A decade with the comedy trio the Doug Anthony Allstars and a stint as host of the wacky TV game show Don't Forget Your Toothbrush gave the impression Tim Ferguson was a bit of a larrikin. But just to show what he's really made of, he's written a book - a political satire, no less. Contracted to Channel nine, Tim has spent most of this year behind the cameras and in front of his computer screen, completing Left, Right and Centre, a novel about post-republican Australia. Tim, who lives in Melbourne with his wife Victoria and their three children, spent two years on the novel, his first.
"I've been writing it on planes, trains and automobiles, and with three kids hanging around," he says. "I learned how to do it with a kid hanging on my ankle, another one smearing peanut butter on my face and a third trying to get me off the computer to play Nintendo. So if there are any parts in it that don't make sense, that's why - it's hard to type and change nappies at the same time."
Tim's novel is set in the future in the Federal Republic of Australia - it happened after Britain dismantled the monarchy - and it follows a dangerously charming and intelligent senate candidate, and his campaign trail. "It's what happen when one mad Aussie decides he's had enough and is going to run the country himself," says Tim. "And you never know, maybe that's what we need. A good dictatorship might clean up Canberra. They don't do anything there except stop things from happening."

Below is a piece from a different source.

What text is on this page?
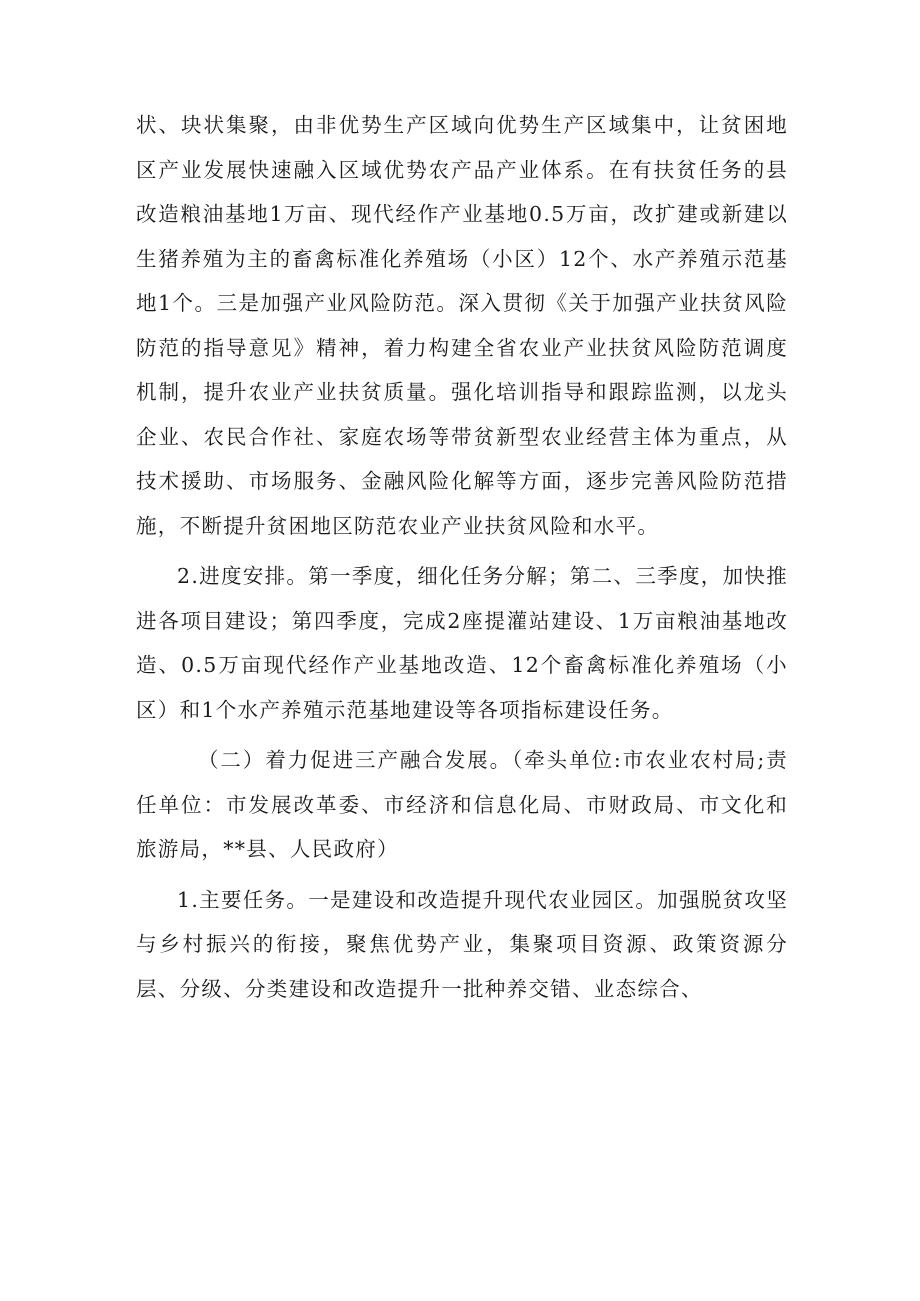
状、块状集聚，由非优势生产区域向优势生产区域集中，让贫困地区产业发展快速融入区域优势农产品产业体系。在有扶贫任务的县改造粮油基地1万亩、现代经作产业基地0.5万亩，改扩建或新建以生猪养殖为主的畜禽标准化养殖场（小区）12个、水产养殖示范基地1个。三是加强产业风险防范。深入贯彻《关于加强产业扶贫风险防范的指导意见》精神，着力构建全省农业产业扶贫风险防范调度机制，提升农业产业扶贫质量。强化培训指导和跟踪监测，以龙头企业、农民合作社、家庭农场等带贫新型农业经营主体为重点，从技术援助、市场服务、金融风险化解等方面，逐步完善风险防范措施，不断提升贫困地区防范农业产业扶贫风险和水平。

2.进度安排。第一季度，细化任务分解；第二、三季度，加快推进各项目建设；第四季度，完成2座提灌站建设、1万亩粮油基地改造、0.5万亩现代经作产业基地改造、12个畜禽标准化养殖场（小区）和1个水产养殖示范基地建设等各项指标建设任务。

（二）着力促进三产融合发展。（牵头单位:市农业农村局;责任单位：市发展改革委、市经济和信息化局、市财政局、市文化和旅游局，**县、人民政府）

1.主要任务。一是建设和改造提升现代农业园区。加强脱贫攻坚与乡村振兴的衔接，聚焦优势产业，集聚项目资源、政策资源分层、分级、分类建设和改造提升一批种养交错、业态综合、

In 1990, Tim stood for the federal election, with the slogan: 'It's Tim. I'm gorgeous and I'll print more money'. His promises to ban long-haired men and make it an offense to go barefoot in public weren't enough to knock off his opponents in Kooyong, most notably then-opposition leader Andrew Peacock. "That was a joke, really, in 1990," Tim says. "And the book just sort of came to me one day. It wasn't part of a bigger political plan."
And, no, Tim will not be putting himself forward as a candidate for the Republican movement. "Being at Channel Nine, I'll definitely be voting for Eddie McGuire," he says "I'll have to - it's a contractual obligation!" Tim hasn't left show-biz to become a full-time literary figure . "I'm keeping the sets warm!" he says. "I've done some things for IMT, for A Current Affair, the Today Show, and a bit of writing and developing a few things. But I'm keen to do something on a long-term basis.
"We're putting together a new show for next year. It'll be lots of fun, crazy stuff, going for a young audience. It's kind of a later in the week, Thursday-or-Friday, get together with your mates type of thing, lots of crazy stunts. "And," he adds, "it will definitely be going ahead next year!"